John’s connection to the artworld began when he started painting forest scenes on his van.
“People would always come up and comment on what I was doing,” John says, “but I could never knew because of my deafness.”
His brother then asked him for a landscape canvas and was moved to tears by what was presented him. Now John spends all day every day in his studio at Banks Mill, working on his craft.
“I fell in love with painting. It’s given me everything. It’s the most balancing and rewarding time of my life. One of the fundamental reason why I paint is that I went from not talking to being able to speak to people and communicate. It drives me so much because it gives me that.”
“I’ve had the courage to approach subjects for my paintings and have made new friendships through my work.”
After two cochlear implants, John is now able to have some hearing again, which helped him approach the women that feature in his collection ‘West End Girls’ and gave him a new sense of communication. “Being deaf can be really isolating. It’s the most horrible world to be involved with.”
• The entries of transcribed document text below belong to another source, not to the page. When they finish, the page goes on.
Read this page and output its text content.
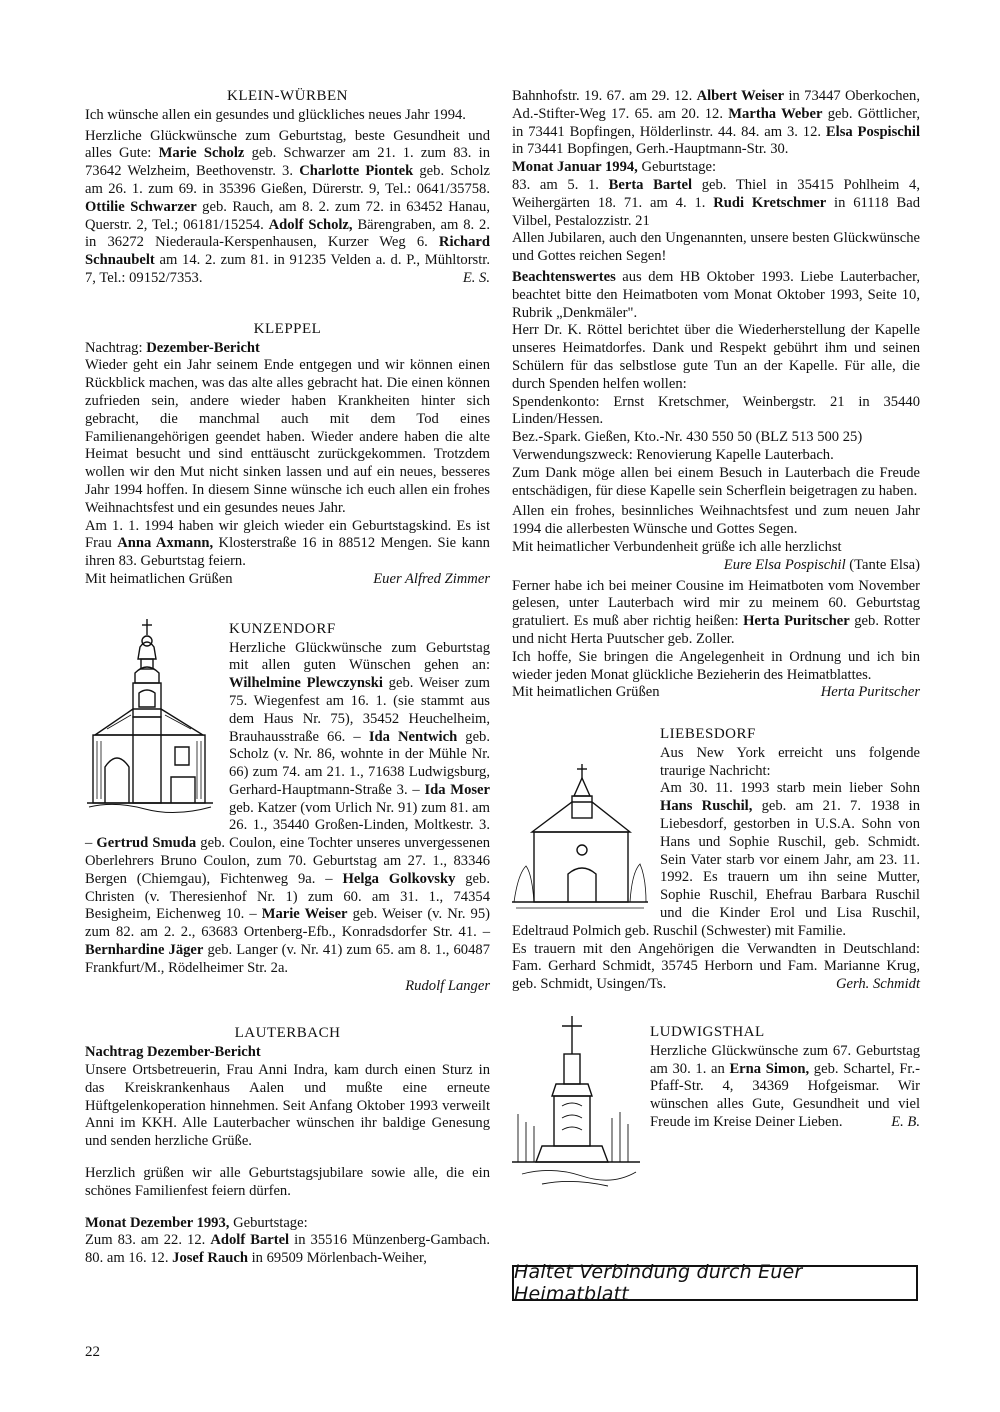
KLEIN-WÜRBEN

Ich wünsche allen ein gesundes und glückliches neues Jahr 1994.

Herzliche Glückwünsche zum Geburtstag, beste Gesundheit und alles Gute: Marie Scholz geb. Schwarzer am 21. 1. zum 83. in 73642 Welzheim, Beethovenstr. 3. Charlotte Piontek geb. Scholz am 26. 1. zum 69. in 35396 Gießen, Dürerstr. 9, Tel.: 0641/35758. Ottilie Schwarzer geb. Rauch, am 8. 2. zum 72. in 63452 Hanau, Querstr. 2, Tel.; 06181/15254. Adolf Scholz, Bärengraben, am 8. 2. in 36272 Niederaula-Kerspenhausen, Kurzer Weg 6. Richard Schnaubelt am 14. 2. zum 81. in 91235 Velden a. d. P., Mühltorstr. 7, Tel.: 09152/7353.	E. S.

KLEPPEL

Nachtrag: Dezember-Bericht

Wieder geht ein Jahr seinem Ende entgegen und wir können einen Rückblick machen, was das alte alles gebracht hat. Die einen können zufrieden sein, andere wieder haben Krankheiten hinter sich gebracht, die manchmal auch mit dem Tod eines Familienangehörigen geendet haben. Wieder andere haben die alte Heimat besucht und sind enttäuscht zurückgekommen. Trotzdem wollen wir den Mut nicht sinken lassen und auf ein neues, besseres Jahr 1994 hoffen. In diesem Sinne wünsche ich euch allen ein frohes Weihnachtsfest und ein gesundes neues Jahr.

Am 1. 1. 1994 haben wir gleich wieder ein Geburtstagskind. Es ist Frau Anna Axmann, Klosterstraße 16 in 88512 Mengen. Sie kann ihren 83. Geburtstag feiern.

Mit heimatlichen Grüßen	Euer Alfred Zimmer
KUNZENDORF

Herzliche Glückwünsche zum Geburtstag mit allen guten Wünschen gehen an: Wilhelmine Plewczynski geb. Weiser zum 75. Wiegenfest am 16. 1. (sie stammt aus dem Haus Nr. 75), 35452 Heuchelheim, Brauhausstraße 66. – Ida Nentwich geb. Scholz (v. Nr. 86, wohnte in der Mühle Nr. 66) zum 74. am 21. 1., 71638 Ludwigsburg, Gerhard-Hauptmann-Straße 3. – Ida Moser geb. Katzer (vom Urlich Nr. 91) zum 81. am 26. 1., 35440 Großen-Linden, Moltkestr. 3. – Gertrud Smuda geb. Coulon, eine Tochter unseres unvergessenen Oberlehrers Bruno Coulon, zum 70. Geburtstag am 27. 1., 83346 Bergen (Chiemgau), Fichtenweg 9a. – Helga Golkovsky geb. Christen (v. Theresienhof Nr. 1) zum 60. am 31. 1., 74354 Besigheim, Eichenweg 10. – Marie Weiser geb. Weiser (v. Nr. 95) zum 82. am 2. 2., 63683 Ortenberg-Efb., Konradsdorfer Str. 41. – Bernhardine Jäger geb. Langer (v. Nr. 41) zum 65. am 8. 1., 60487 Frankfurt/M., Rödelheimer Str. 2a.

Rudolf Langer
LAUTERBACH

Nachtrag Dezember-Bericht

Unsere Ortsbetreuerin, Frau Anni Indra, kam durch einen Sturz in das Kreiskrankenhaus Aalen und mußte eine erneute Hüftgelenkoperation hinnehmen. Seit Anfang Oktober 1993 verweilt Anni im KKH. Alle Lauterbacher wünschen ihr baldige Genesung und senden herzliche Grüße.

Herzlich grüßen wir alle Geburtstagsjubilare sowie alle, die ein schönes Familienfest feiern dürfen.

Monat Dezember 1993, Geburtstage:

Zum 83. am 22. 12. Adolf Bartel in 35516 Münzenberg-Gambach. 80. am 16. 12. Josef Rauch in 69509 Mörlenbach-Weiher,

Bahnhofstr. 19. 67. am 29. 12. Albert Weiser in 73447 Oberkochen, Ad.-Stifter-Weg 17. 65. am 20. 12. Martha Weber geb. Göttlicher, in 73441 Bopfingen, Hölderlinstr. 44. 84. am 3. 12. Elsa Pospischil in 73441 Bopfingen, Gerh.-Hauptmann-Str. 30.

Monat Januar 1994, Geburtstage:

83. am 5. 1. Berta Bartel geb. Thiel in 35415 Pohlheim 4, Weihergärten 18. 71. am 4. 1. Rudi Kretschmer in 61118 Bad Vilbel, Pestalozzistr. 21

Allen Jubilaren, auch den Ungenannten, unsere besten Glückwünsche und Gottes reichen Segen!

Beachtenswertes aus dem HB Oktober 1993. Liebe Lauterbacher, beachtet bitte den Heimatboten vom Monat Oktober 1993, Seite 10, Rubrik „Denkmäler".

Herr Dr. K. Röttel berichtet über die Wiederherstellung der Kapelle unseres Heimatdorfes. Dank und Respekt gebührt ihm und seinen Schülern für das selbstlose gute Tun an der Kapelle. Für alle, die durch Spenden helfen wollen:

Spendenkonto: Ernst Kretschmer, Weinbergstr. 21 in 35440 Linden/Hessen.

Bez.-Spark. Gießen, Kto.-Nr. 430 550 50 (BLZ 513 500 25)

Verwendungszweck: Renovierung Kapelle Lauterbach.

Zum Dank möge allen bei einem Besuch in Lauterbach die Freude entschädigen, für diese Kapelle sein Scherflein beigetragen zu haben.

Allen ein frohes, besinnliches Weihnachtsfest und zum neuen Jahr 1994 die allerbesten Wünsche und Gottes Segen.

Mit heimatlicher Verbundenheit grüße ich alle herzlichst

Eure Elsa Pospischil (Tante Elsa)

Ferner habe ich bei meiner Cousine im Heimatboten vom November gelesen, unter Lauterbach wird mir zu meinem 60. Geburtstag gratuliert. Es muß aber richtig heißen: Herta Puritscher geb. Rotter und nicht Herta Puutscher geb. Zoller.

Ich hoffe, Sie bringen die Angelegenheit in Ordnung und ich bin wieder jeden Monat glückliche Bezieherin des Heimatblattes.

Mit heimatlichen Grüßen	Herta Puritscher
LIEBESDORF

Aus New York erreicht uns folgende traurige Nachricht:

Am 30. 11. 1993 starb mein lieber Sohn Hans Ruschil, geb. am 21. 7. 1938 in Liebesdorf, gestorben in U.S.A. Sohn von Hans und Sophie Ruschil, geb. Schmidt. Sein Vater starb vor einem Jahr, am 23. 11. 1992. Es trauern um ihn seine Mutter, Sophie Ruschil, Ehefrau Barbara Ruschil und die Kinder Erol und Lisa Ruschil, Edeltraud Polmich geb. Ruschil (Schwester) mit Familie.

Es trauern mit den Angehörigen die Verwandten in Deutschland: Fam. Gerhard Schmidt, 35745 Herborn und Fam. Marianne Krug, geb. Schmidt, Usingen/Ts.	Gerh. Schmidt

LUDWIGSTHAL

Herzliche Glückwünsche zum 67. Geburtstag am 30. 1. an Erna Simon, geb. Schartel, Fr.-Pfaff-Str. 4, 34369 Hofgeismar. Wir wünschen alles Gute, Gesundheit und viel Freude im Kreise Deiner Lieben.	E. B.

Haltet Verbindung durch Euer Heimatblatt
22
John wants to introduce more deaf people to art and break down social barriers. “I used to think over two years ago that you were born with the ability to paint or you were taught it and it’s neither. I believe anyone can paint, anyone can draw. There’s no secret to it, you just need to learn the techniques.”
“If I can do,” he says, “anyone can.”
Butterfly Cry will begin on Monday, 16 April 2018 and run until Friday, 18 May. John will be painting live throughout most of the exhibition, for anyone who would like to speak to him or learn how to paint.